Think about the goals of your initiation. In my mind, there are three goals to be accomplished for a successful initiation:
Build a sense of camaraderie amongst your newcomers. They should feel like they are part of a class.
Communicate any training that’s necessary to run the logistics of the team. Introduce your new members to the rule and dues of the organization.
Make the experience unforgettable.
Next, the type of initiation you put into place will determine the materials you need for them. Retreats in the woods, trips to bowling or karaoke, and other activities at established venues will require you to leverage your associated budgeting and logistics abilities. However, if you’ve ever been to summer camp, you’ll know that some of the best activities do not require a large expenditure of money at all. For activities that promote team-building and increased levels of interpersonal trust, you’ll need to be creative and to have an initiation leader who is charismatic and inclusive.
Follow good event planning practices. Any locations that you need people to show up at should be secured and communicated ahead of time. There should be a sign on the door to indicate to students that they have arrived at the correct room. If you’re planning on moving students from one place to another, your travel logistics need to be in order. Additionally, if you have a schedule of events for your initiation, these should be printed and given to your new members. The schedule should have a location and time at least. If it wouldn’t hurt the surprise of the event, a short description for each activity is also a nice touch.

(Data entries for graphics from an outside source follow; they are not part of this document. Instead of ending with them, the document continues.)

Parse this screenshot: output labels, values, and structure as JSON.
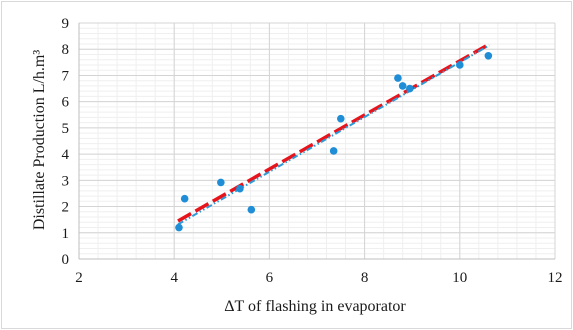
{
  "chart_data": {
    "type": "scatter",
    "title": "",
    "xlabel": "ΔT of flashing in evaporator",
    "ylabel": "Distillate Production L/h.m³",
    "xlim": [
      2,
      12
    ],
    "ylim": [
      0,
      9
    ],
    "x_ticks": [
      "2",
      "4",
      "6",
      "8",
      "10",
      "12"
    ],
    "y_ticks": [
      "0",
      "1",
      "2",
      "3",
      "4",
      "5",
      "6",
      "7",
      "8",
      "9"
    ],
    "grid": "major and minor",
    "legend": "none",
    "series": [
      {
        "kind": "points",
        "color": "#1f8ed6",
        "points": [
          {
            "x": 4.1,
            "y": 1.2
          },
          {
            "x": 4.22,
            "y": 2.3
          },
          {
            "x": 4.98,
            "y": 2.92
          },
          {
            "x": 5.38,
            "y": 2.68
          },
          {
            "x": 5.62,
            "y": 1.88
          },
          {
            "x": 7.35,
            "y": 4.12
          },
          {
            "x": 7.5,
            "y": 5.35
          },
          {
            "x": 8.7,
            "y": 6.9
          },
          {
            "x": 8.8,
            "y": 6.6
          },
          {
            "x": 8.95,
            "y": 6.5
          },
          {
            "x": 10.0,
            "y": 7.4
          },
          {
            "x": 10.6,
            "y": 7.75
          }
        ]
      },
      {
        "kind": "trendline",
        "color": "#e8141c",
        "style": "long dash",
        "points": [
          {
            "x": 4.08,
            "y": 1.45
          },
          {
            "x": 10.55,
            "y": 8.12
          }
        ]
      },
      {
        "kind": "trendline",
        "color": "#2e9ad6",
        "style": "dash dot dot",
        "points": [
          {
            "x": 4.08,
            "y": 1.32
          },
          {
            "x": 10.62,
            "y": 8.15
          }
        ]
      }
    ]
  }
}
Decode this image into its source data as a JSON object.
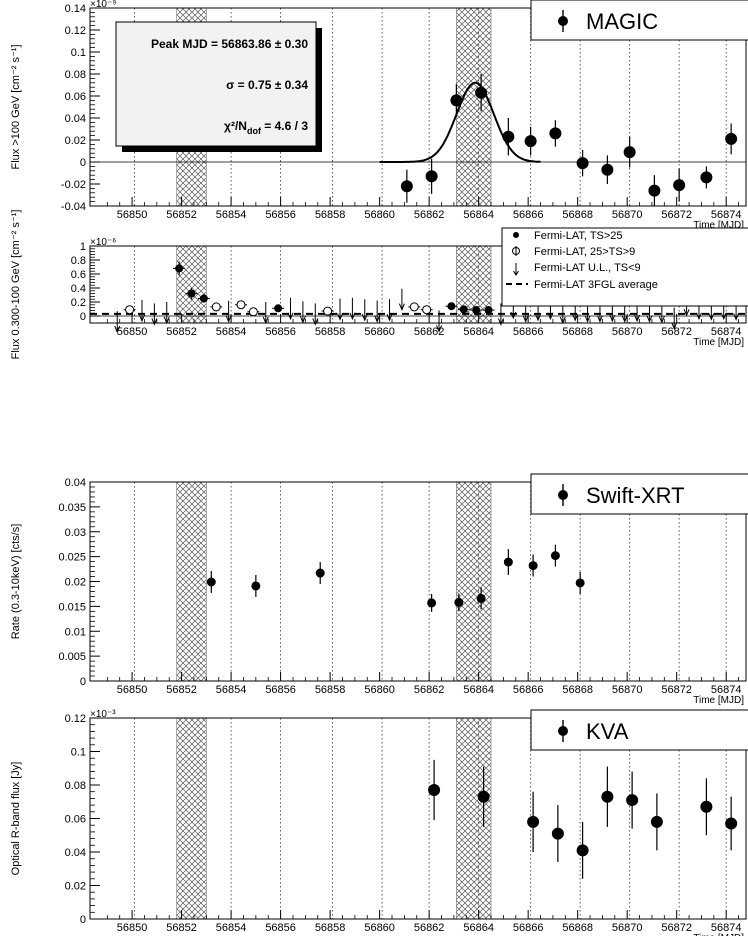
{
  "chart_data": [
    {
      "type": "scatter",
      "panel": "MAGIC",
      "ylabel": "Flux >100 GeV [cm⁻² s⁻¹]",
      "xlabel": "Time [MJD]",
      "exponent": "×10⁻⁹",
      "xlim": [
        56848.3,
        56874.8
      ],
      "ylim": [
        -0.04,
        0.14
      ],
      "yticks": [
        "-0.04",
        "-0.02",
        "0",
        "0.02",
        "0.04",
        "0.06",
        "0.08",
        "0.1",
        "0.12",
        "0.14"
      ],
      "legend": [
        "MAGIC"
      ],
      "fit_box": {
        "peak": "Peak MJD = 56863.86 ± 0.30",
        "sigma": "σ = 0.75 ± 0.34",
        "chi2": "χ²/N",
        "chi2_sub": "dof",
        "chi2_val": " = 4.6 / 3"
      },
      "gaussian_fit": {
        "amplitude": 0.072,
        "mean": 56863.86,
        "sigma": 0.75,
        "x_range": [
          56860.0,
          56866.5
        ]
      },
      "points": [
        {
          "x": 56861.1,
          "y": -0.022,
          "yerr": 0.015
        },
        {
          "x": 56862.1,
          "y": -0.013,
          "yerr": 0.016
        },
        {
          "x": 56863.1,
          "y": 0.056,
          "yerr": 0.015
        },
        {
          "x": 56864.1,
          "y": 0.063,
          "yerr": 0.017
        },
        {
          "x": 56865.2,
          "y": 0.023,
          "yerr": 0.017
        },
        {
          "x": 56866.1,
          "y": 0.019,
          "yerr": 0.013
        },
        {
          "x": 56867.1,
          "y": 0.026,
          "yerr": 0.012
        },
        {
          "x": 56868.2,
          "y": -0.001,
          "yerr": 0.012
        },
        {
          "x": 56869.2,
          "y": -0.007,
          "yerr": 0.013
        },
        {
          "x": 56870.1,
          "y": 0.009,
          "yerr": 0.014
        },
        {
          "x": 56871.1,
          "y": -0.026,
          "yerr": 0.014
        },
        {
          "x": 56872.1,
          "y": -0.021,
          "yerr": 0.015
        },
        {
          "x": 56873.2,
          "y": -0.014,
          "yerr": 0.01
        },
        {
          "x": 56874.2,
          "y": 0.021,
          "yerr": 0.014
        }
      ]
    },
    {
      "type": "scatter",
      "panel": "Fermi-LAT",
      "ylabel": "Flux 0.300-100 GeV [cm⁻² s⁻¹]",
      "xlabel": "Time [MJD]",
      "exponent": "×10⁻⁶",
      "xlim": [
        56848.3,
        56874.8
      ],
      "ylim": [
        -0.1,
        1.0
      ],
      "yticks": [
        "0",
        "0.2",
        "0.4",
        "0.6",
        "0.8",
        "1"
      ],
      "legend": [
        "Fermi-LAT, TS>25",
        "Fermi-LAT, 25>TS>9",
        "Fermi-LAT U.L., TS<9",
        "Fermi-LAT 3FGL average"
      ],
      "average": 0.03,
      "points_ts25": [
        {
          "x": 56851.9,
          "y": 0.68,
          "yerr": 0.1
        },
        {
          "x": 56852.4,
          "y": 0.32,
          "yerr": 0.08
        },
        {
          "x": 56852.9,
          "y": 0.25,
          "yerr": 0.06
        },
        {
          "x": 56855.9,
          "y": 0.11,
          "yerr": 0.04
        },
        {
          "x": 56862.9,
          "y": 0.14,
          "yerr": 0.03
        },
        {
          "x": 56863.4,
          "y": 0.095,
          "yerr": 0.03
        },
        {
          "x": 56863.9,
          "y": 0.085,
          "yerr": 0.03
        },
        {
          "x": 56864.4,
          "y": 0.085,
          "yerr": 0.03
        }
      ],
      "points_ts9": [
        {
          "x": 56849.9,
          "y": 0.09,
          "yerr": 0.05
        },
        {
          "x": 56853.4,
          "y": 0.13,
          "yerr": 0.06
        },
        {
          "x": 56854.4,
          "y": 0.16,
          "yerr": 0.06
        },
        {
          "x": 56854.9,
          "y": 0.06,
          "yerr": 0.03
        },
        {
          "x": 56857.9,
          "y": 0.07,
          "yerr": 0.04
        },
        {
          "x": 56861.4,
          "y": 0.13,
          "yerr": 0.05
        },
        {
          "x": 56861.9,
          "y": 0.09,
          "yerr": 0.04
        }
      ],
      "upper_limits": [
        {
          "x": 56849.4,
          "y": 0.07
        },
        {
          "x": 56850.4,
          "y": 0.23
        },
        {
          "x": 56850.9,
          "y": 0.18
        },
        {
          "x": 56851.4,
          "y": 0.2
        },
        {
          "x": 56853.9,
          "y": 0.22
        },
        {
          "x": 56855.4,
          "y": 0.2
        },
        {
          "x": 56856.4,
          "y": 0.26
        },
        {
          "x": 56856.9,
          "y": 0.21
        },
        {
          "x": 56857.4,
          "y": 0.18
        },
        {
          "x": 56858.4,
          "y": 0.25
        },
        {
          "x": 56858.9,
          "y": 0.26
        },
        {
          "x": 56859.4,
          "y": 0.24
        },
        {
          "x": 56859.9,
          "y": 0.22
        },
        {
          "x": 56860.4,
          "y": 0.24
        },
        {
          "x": 56860.9,
          "y": 0.39
        },
        {
          "x": 56862.4,
          "y": 0.08
        },
        {
          "x": 56864.9,
          "y": 0.18
        },
        {
          "x": 56865.4,
          "y": 0.27
        },
        {
          "x": 56865.9,
          "y": 0.22
        },
        {
          "x": 56866.4,
          "y": 0.24
        },
        {
          "x": 56866.9,
          "y": 0.26
        },
        {
          "x": 56867.4,
          "y": 0.2
        },
        {
          "x": 56867.9,
          "y": 0.24
        },
        {
          "x": 56868.4,
          "y": 0.22
        },
        {
          "x": 56868.9,
          "y": 0.22
        },
        {
          "x": 56869.4,
          "y": 0.23
        },
        {
          "x": 56869.9,
          "y": 0.22
        },
        {
          "x": 56870.4,
          "y": 0.23
        },
        {
          "x": 56870.9,
          "y": 0.22
        },
        {
          "x": 56871.4,
          "y": 0.21
        },
        {
          "x": 56871.9,
          "y": 0.12
        },
        {
          "x": 56872.4,
          "y": 0.31
        },
        {
          "x": 56872.9,
          "y": 0.26
        },
        {
          "x": 56873.4,
          "y": 0.25
        },
        {
          "x": 56873.9,
          "y": 0.26
        },
        {
          "x": 56874.4,
          "y": 0.25
        }
      ]
    },
    {
      "type": "scatter",
      "panel": "Swift-XRT",
      "ylabel": "Rate (0.3-10keV) [cts/s]",
      "xlabel": "Time [MJD]",
      "xlim": [
        56848.3,
        56874.8
      ],
      "ylim": [
        0,
        0.04
      ],
      "yticks": [
        "0",
        "0.005",
        "0.01",
        "0.015",
        "0.02",
        "0.025",
        "0.03",
        "0.035",
        "0.04"
      ],
      "legend": [
        "Swift-XRT"
      ],
      "points": [
        {
          "x": 56853.2,
          "y": 0.0199,
          "yerr": 0.0022
        },
        {
          "x": 56855.0,
          "y": 0.0191,
          "yerr": 0.0022
        },
        {
          "x": 56857.6,
          "y": 0.0217,
          "yerr": 0.0022
        },
        {
          "x": 56862.1,
          "y": 0.0157,
          "yerr": 0.0018
        },
        {
          "x": 56863.2,
          "y": 0.0158,
          "yerr": 0.0018
        },
        {
          "x": 56864.1,
          "y": 0.0166,
          "yerr": 0.0022
        },
        {
          "x": 56865.2,
          "y": 0.0239,
          "yerr": 0.0026
        },
        {
          "x": 56866.2,
          "y": 0.0232,
          "yerr": 0.0022
        },
        {
          "x": 56867.1,
          "y": 0.0252,
          "yerr": 0.0022
        },
        {
          "x": 56868.1,
          "y": 0.0197,
          "yerr": 0.0022
        }
      ]
    },
    {
      "type": "scatter",
      "panel": "KVA",
      "ylabel": "Optical R-band flux [Jy]",
      "xlabel": "Time [MJD]",
      "exponent": "×10⁻³",
      "xlim": [
        56848.3,
        56874.8
      ],
      "ylim": [
        0,
        0.12
      ],
      "yticks": [
        "0",
        "0.02",
        "0.04",
        "0.06",
        "0.08",
        "0.1",
        "0.12"
      ],
      "legend": [
        "KVA"
      ],
      "points": [
        {
          "x": 56862.2,
          "y": 0.077,
          "yerr": 0.018
        },
        {
          "x": 56864.2,
          "y": 0.073,
          "yerr": 0.018
        },
        {
          "x": 56866.2,
          "y": 0.058,
          "yerr": 0.018
        },
        {
          "x": 56867.2,
          "y": 0.051,
          "yerr": 0.017
        },
        {
          "x": 56868.2,
          "y": 0.041,
          "yerr": 0.017
        },
        {
          "x": 56869.2,
          "y": 0.073,
          "yerr": 0.018
        },
        {
          "x": 56870.2,
          "y": 0.071,
          "yerr": 0.017
        },
        {
          "x": 56871.2,
          "y": 0.058,
          "yerr": 0.017
        },
        {
          "x": 56873.2,
          "y": 0.067,
          "yerr": 0.017
        },
        {
          "x": 56874.2,
          "y": 0.057,
          "yerr": 0.016
        }
      ]
    }
  ],
  "shared": {
    "xticks": [
      "56850",
      "56852",
      "56854",
      "56856",
      "56858",
      "56860",
      "56862",
      "56864",
      "56866",
      "56868",
      "56870",
      "56872",
      "56874"
    ],
    "shaded_bands": [
      [
        56851.8,
        56853.0
      ],
      [
        56863.1,
        56864.5
      ]
    ],
    "dotted_lines": [
      56850.1,
      56854.0,
      56856.0,
      56858.1,
      56860.1,
      56862.0,
      56864.0,
      56866.1,
      56868.1,
      56870.1,
      56872.1,
      56874.0
    ]
  }
}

Now, I’m going to introduce you to my favored approach to initiation. I call it the camp counselor approach. The camp counselor approach uses a broad array of team building exercises to incrementally increase members’ investment to accomplish more difficult tasks. In essence, you’re building trust in an accelerated manner that would much longer under normal circumstances. The more your teammates trust each other, the more likely they’ll be willing to work together and express vulnerability. Think of each person as a piece of a puzzle that is able to hide his or her crevices. If no one is willing to reveal their crevice, then the puzzle cannot be complete. But if people are willing to trust others and show off their strengths and weaknesses then the actual piece comes to light and you can build the entire puzzle. Therefore, your exercises need to start with activities that require low levels of trust and build up to activities that require high levels of trust. Do not jump the gun! Patience is the call of the day. If you advance too quickly, you’ll likely make some members uncomfortable which in turn will cause the group to fail which in turn will decrease the overall level of trust. However, don’t be afraid to push the envelope either. Move too slowly, and your members will get bored and lose investment in the process.